There is no excuse for this shameful waste of valuable assets.
Here is a little more info and interesting comments at this site:
http://aeroweb.brooklyn.cuny.edu/specs/slingsby/t-3a.htm
The engine would be repeatedly started and stopped (they are trainers). During the summer, the engine would vapor lock. The T-3's engine had failed 66 times at takeoff or landing (pressure and temp differential and changes in manifold pressure possible exacerbated by altitude).
What would prevent it from happening in the air? It probably did during the three fatal crashes although two were attributed to pilot error and one to an "out of envelope" excursion.
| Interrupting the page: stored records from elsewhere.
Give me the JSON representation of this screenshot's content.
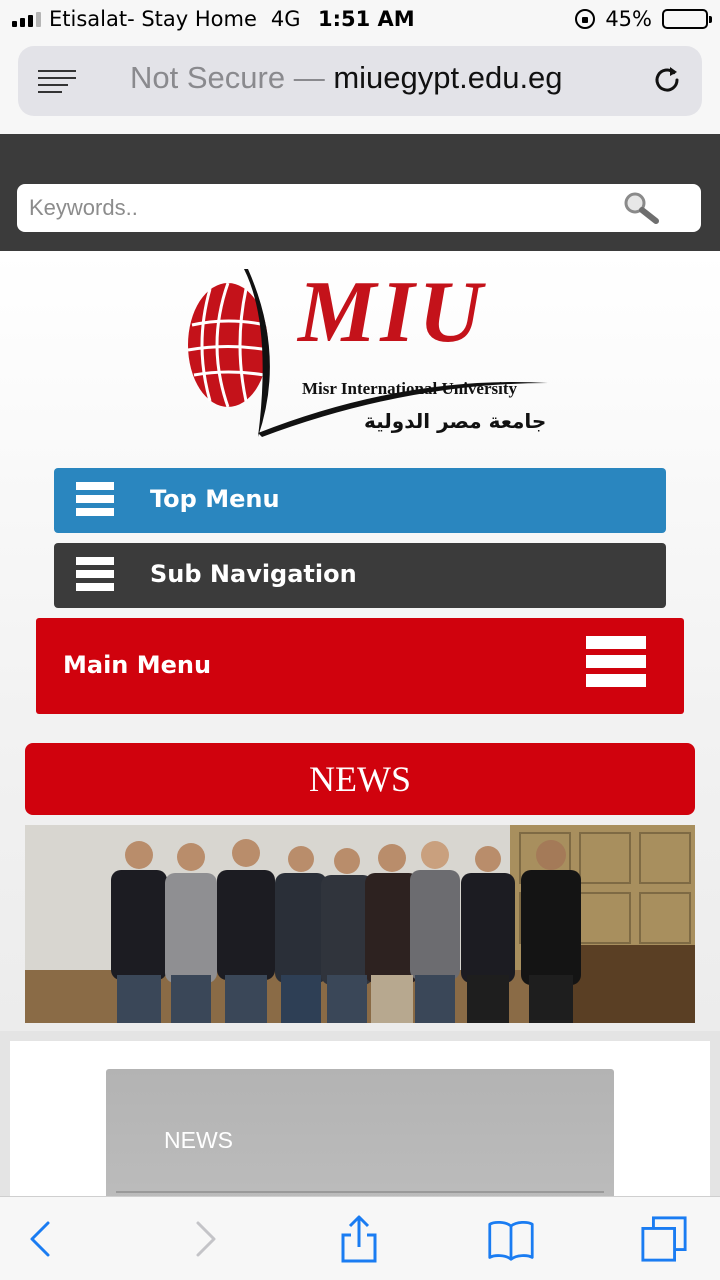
{
  "status_bar": {
    "carrier": "Etisalat- Stay Home",
    "network": "4G",
    "time": "1:51 AM",
    "battery_percent_label": "45%",
    "battery_level": 0.45
  },
  "browser": {
    "security_label": "Not Secure —",
    "host": "miuegypt.edu.eg"
  },
  "search": {
    "placeholder": "Keywords.."
  },
  "logo": {
    "mark": "MIU",
    "english_name": "Misr International University",
    "arabic_name": "جامعة مصر الدولية"
  },
  "menus": {
    "top_menu": "Top Menu",
    "sub_navigation": "Sub Navigation",
    "main_menu": "Main Menu"
  },
  "news": {
    "header": "NEWS",
    "tab_label": "NEWS"
  },
  "colors": {
    "accent_blue": "#2a86bf",
    "dark_gray": "#3b3b3b",
    "brand_red": "#d0020d",
    "ios_blue": "#1a7cf2"
  },
  "toolbar": {
    "icons": [
      "back-icon",
      "forward-icon",
      "share-icon",
      "bookmarks-icon",
      "tabs-icon"
    ]
  }
}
The predecessor T-41 had no fatal accidents in 30 years of flight, it just wasn't as aerobatic.
Of course, we're talking about the same bunch of AETC clowns that took a great fleet of T-38s and nickel-and-dimed them into something downright dangerous.
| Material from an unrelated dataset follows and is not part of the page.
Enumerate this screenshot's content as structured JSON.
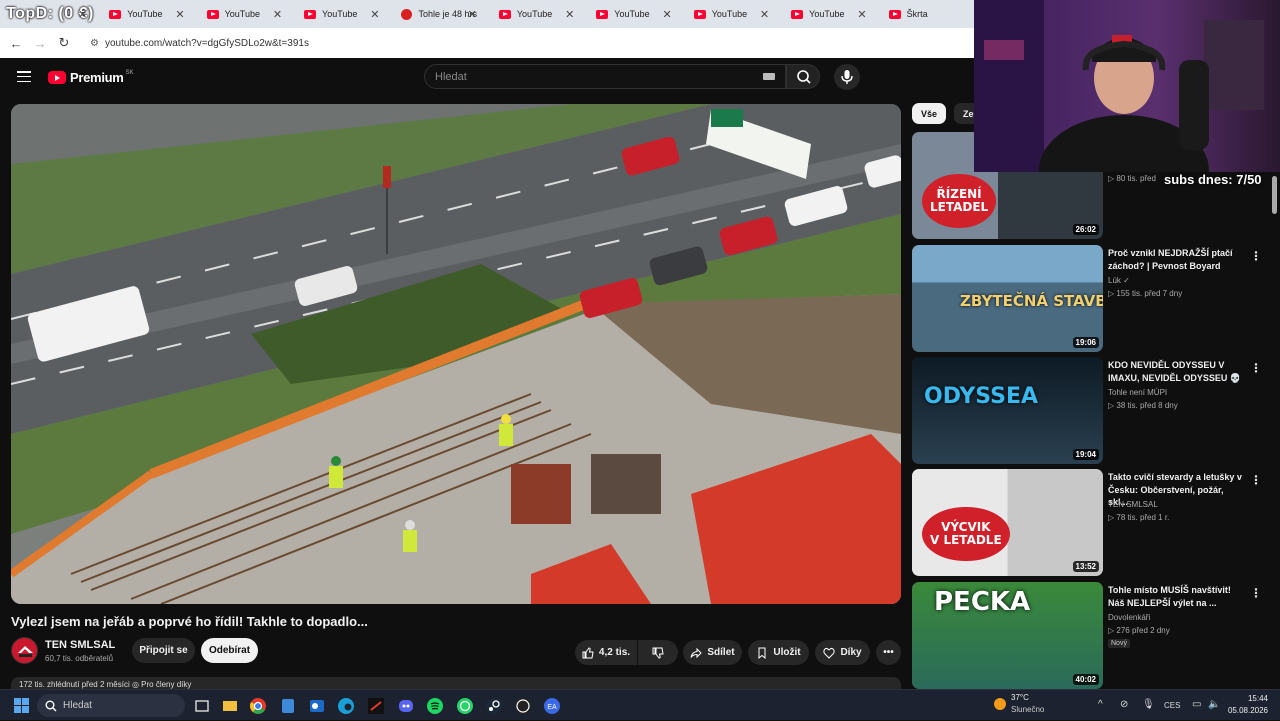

Sell 'em. Then someone will get injured and sue. This just just another bunch of lawyers looking for income.
Flight screening does a good job of weeding out folks who have no business going to Air Force pilot training. Back then, everyone went to the T-37 and then the T-38. It is expensive to send a student pilot through that program, only to learn you have to wash them out after weeks or even months.
The C-172 did a good job, but some people complained that you needed an aerobatic trainer in order to separate out folks who would get airsick, or who just couldn't handle the demanding regiment of AF pilot training. Acrobatics is hard work - energy management isn't easy, and thinking in 3-D while flying a jet isn't for everyone.
The problem was the T-3 was, and is, a pig. And a dangerous one.
They should have just purchased more C-172s and left it up to instructors in the T-37 to "make the call" early if students couldn't handle Air Force flying.